Online Ad Spending Spikes by 27%, Trend Likely To Continue
Internet ad spending surged in 2007, with revenue growing 27% year over year to $25.5 billion, the IDC reports Monday in its quarterly wrap-up. Expenditures in the fourth quarter of 2007 grew by almost 28% to $7.3 billion, compared to the same quarter the year before.
And all signs point to a continuing upswing: eMarketer predicts that spending on search engine advertising alone will rise from $8.6 billion in 2007 to $16.6 billion in 2011.

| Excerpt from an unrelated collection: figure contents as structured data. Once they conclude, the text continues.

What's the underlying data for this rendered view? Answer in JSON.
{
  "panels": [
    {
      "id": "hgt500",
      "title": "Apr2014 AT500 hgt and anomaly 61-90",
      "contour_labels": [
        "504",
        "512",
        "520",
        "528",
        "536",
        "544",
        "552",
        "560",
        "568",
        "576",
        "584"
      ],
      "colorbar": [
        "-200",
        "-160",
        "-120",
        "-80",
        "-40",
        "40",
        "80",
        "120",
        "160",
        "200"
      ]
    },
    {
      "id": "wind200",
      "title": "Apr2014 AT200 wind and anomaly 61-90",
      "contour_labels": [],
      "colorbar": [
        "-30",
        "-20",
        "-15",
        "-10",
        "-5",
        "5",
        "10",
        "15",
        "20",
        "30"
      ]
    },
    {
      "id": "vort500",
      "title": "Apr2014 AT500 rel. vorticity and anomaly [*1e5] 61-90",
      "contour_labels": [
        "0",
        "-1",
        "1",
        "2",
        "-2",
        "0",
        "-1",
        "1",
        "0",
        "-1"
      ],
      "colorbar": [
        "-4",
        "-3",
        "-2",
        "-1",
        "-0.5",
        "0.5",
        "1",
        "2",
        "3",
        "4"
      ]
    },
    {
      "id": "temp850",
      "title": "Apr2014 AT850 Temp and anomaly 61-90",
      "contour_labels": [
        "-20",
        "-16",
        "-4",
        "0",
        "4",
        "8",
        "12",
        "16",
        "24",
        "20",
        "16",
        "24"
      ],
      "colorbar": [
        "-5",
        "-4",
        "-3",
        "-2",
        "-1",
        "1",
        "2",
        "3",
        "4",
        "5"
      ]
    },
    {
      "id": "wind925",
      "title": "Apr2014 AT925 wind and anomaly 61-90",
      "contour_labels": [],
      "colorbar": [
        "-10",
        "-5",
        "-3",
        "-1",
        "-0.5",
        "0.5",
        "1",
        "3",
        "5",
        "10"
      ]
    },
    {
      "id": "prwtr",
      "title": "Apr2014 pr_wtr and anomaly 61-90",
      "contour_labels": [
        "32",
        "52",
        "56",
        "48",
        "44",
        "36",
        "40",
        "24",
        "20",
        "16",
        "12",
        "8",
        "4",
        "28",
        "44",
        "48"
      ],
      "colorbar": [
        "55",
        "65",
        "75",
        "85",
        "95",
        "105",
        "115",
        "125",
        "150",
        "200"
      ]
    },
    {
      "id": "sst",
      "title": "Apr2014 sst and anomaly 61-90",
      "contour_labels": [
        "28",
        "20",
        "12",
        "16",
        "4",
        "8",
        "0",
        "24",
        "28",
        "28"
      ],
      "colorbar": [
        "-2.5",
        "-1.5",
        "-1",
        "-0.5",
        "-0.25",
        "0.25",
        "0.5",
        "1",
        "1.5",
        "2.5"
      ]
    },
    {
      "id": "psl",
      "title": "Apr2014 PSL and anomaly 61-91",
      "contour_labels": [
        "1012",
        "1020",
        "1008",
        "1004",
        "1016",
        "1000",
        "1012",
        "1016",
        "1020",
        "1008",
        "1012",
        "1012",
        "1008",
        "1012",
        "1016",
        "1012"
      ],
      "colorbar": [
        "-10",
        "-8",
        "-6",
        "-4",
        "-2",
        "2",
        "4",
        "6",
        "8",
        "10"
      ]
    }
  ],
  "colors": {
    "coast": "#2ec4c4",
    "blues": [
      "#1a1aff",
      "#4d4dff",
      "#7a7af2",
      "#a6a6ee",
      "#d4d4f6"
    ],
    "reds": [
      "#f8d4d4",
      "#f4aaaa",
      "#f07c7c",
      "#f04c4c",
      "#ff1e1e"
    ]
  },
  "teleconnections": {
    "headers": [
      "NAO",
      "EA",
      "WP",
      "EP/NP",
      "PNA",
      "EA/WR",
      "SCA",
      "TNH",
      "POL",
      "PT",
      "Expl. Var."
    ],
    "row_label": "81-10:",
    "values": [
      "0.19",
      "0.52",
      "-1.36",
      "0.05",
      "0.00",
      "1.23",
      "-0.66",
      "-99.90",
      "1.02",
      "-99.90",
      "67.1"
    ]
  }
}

But the news wasn’t good for everyone. Google’s share of the market declined for the first time in two years, the IDC says. Its net U.S. online advertising market share shrank by 0.5 percentage points to 23.7% last quarter compared the third quarter of 2007. While the search giant’s ad sales grew by a little more than 40% in the fourth quarter of 2007, its year-on-year growth rate in the previous quarter weighed in at about 50%.
Some market watchers say that trend could continue too – if a certain rumored merger occurs.
“If a merger between Microsoft’s new media business and Yahoo! would come to pass, the combined entity would have a net U.S. advertising market share of about 17% based on our 4Q07 data,” says Karsten Weide, program director for IDC’s Digital Marketplace: Media and Entertainment service. “It would not quite bring Microsoft-Yahoo! to where Google is in online advertising in the U. S., but it would give them a much better fighting chance than if they went it alone.”
But dreams of a leveled playing field will have to be at least temporarily shelved. Yahoo’s board rejected Microsoft’s bid on Monday, saying it was too low.